You can use these scores as reference points to see how you stack up against other companies in your space. Some types of feedback software maintain records of industry averages for these kinds of measures, allowing you to easily compare your customer satisfaction with your competitors'.
3. They help you develop brand loyalty.
Brand loyalty isn't easy to cultivate. It takes effort, compassion, accommodation, and excellent service. Loyal customers have to have some personal stake in your company, and being heard can contribute to that. That's always something to bear in mind.
A survey is one of the better, more straightforward ways to let customers know you value their input and business. Let them praise and criticize you as they see fit. Give them the opportunity to contribute to your company's direction. Doing so lets them know you care about them, and if you can convey that effectively, they'll care about you back.
That being said, there's a caveat to this point. Gathering customer feedback in the interest of building brand loyalty doesn't mean much if you don't do anything with it.
You don't have to move mountains or entirely revamp your business strategy for each individual respondent. But if you notice pervasive trends across a significant portion of your customer base, take a thorough look at the problem they're referencing.
In terms of personal accommodation, see if you can reach out to negative respondents and remedy their individual issues with excellent customer service.
One way or another, let them know their issues and concerns matter to you. If you can get that message across, your customers will be more likely to stay on board with and potentially promote your brand.
4. They can prevent customers from sharing negative experiences.
One of the best ways to avoid negative reviews is to get ahead of them — to preemptively understand the problems customers might air out online. Customer surveys afford you the necessary insight to identify those issues and reach out to the customers that might be having them.
In doing so, you're both demonstrating a commitment to excellent customer service and offering those customers the assistance necessary to figure out their issues on their own. Both of those actions make for positive experiences with your product or service and, in turn, less fodder for negative reviews.
5. They help you keep up with changing consumer tastes.
Your business can't be stagnant. You need to consistently evolve to keep pace with industry trends and customer expectations. But that process isn't always self-explanatory. How can you know what consumers want out of businesses like yours?

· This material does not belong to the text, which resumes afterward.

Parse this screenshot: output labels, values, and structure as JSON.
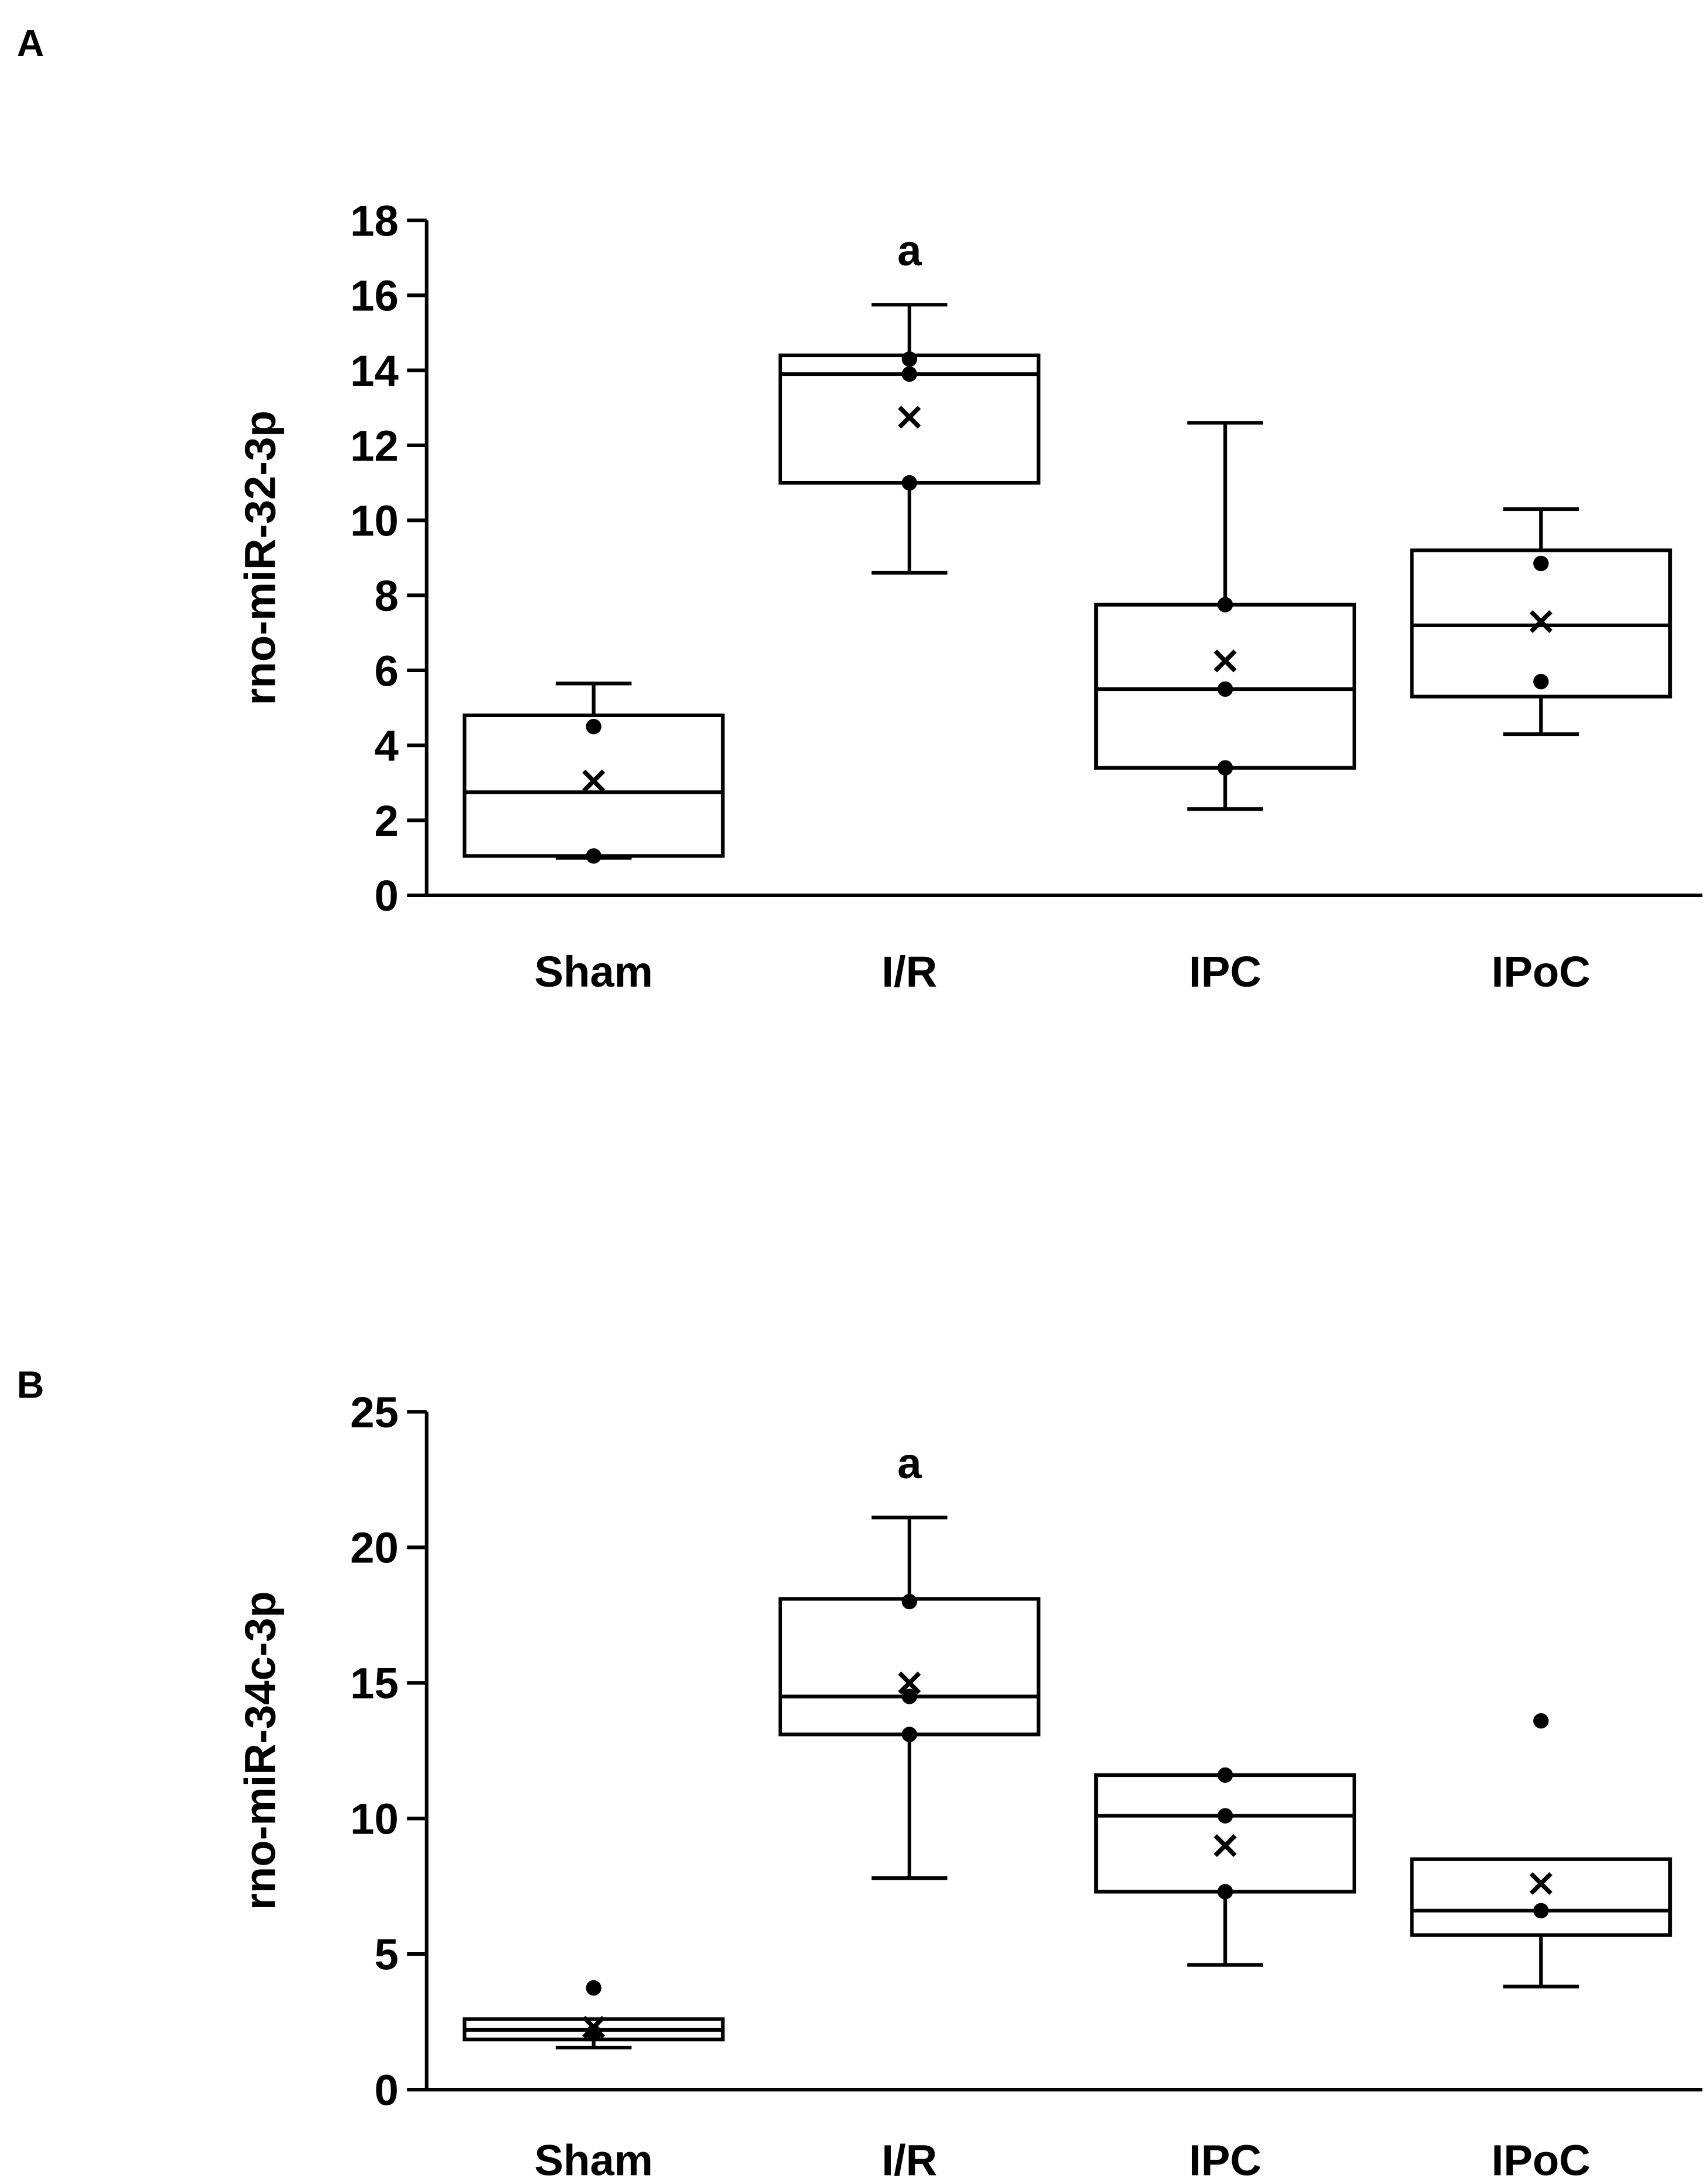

Well, customer surveys provide one of the better starting points. You can hear it directly from the people you're looking to appeal to. They'll provide some of the most valuable insight you'll be able to find.
If they're particularly receptive to practices and processes your competitors are employing, you might want to look into incorporating those tactics into your business model.
Consumers don't have definitive preferences that never budge. They change with the times, and as a salesperson, you probably understand that. It's a given that your practices will have to shift as new technologies, strategies, economic conditions, and social circumstances emerge.
The key isn't determining that you have to change — it's determining how you have to change. Sourcing consumer insight through surveys gives you that kind of perspective.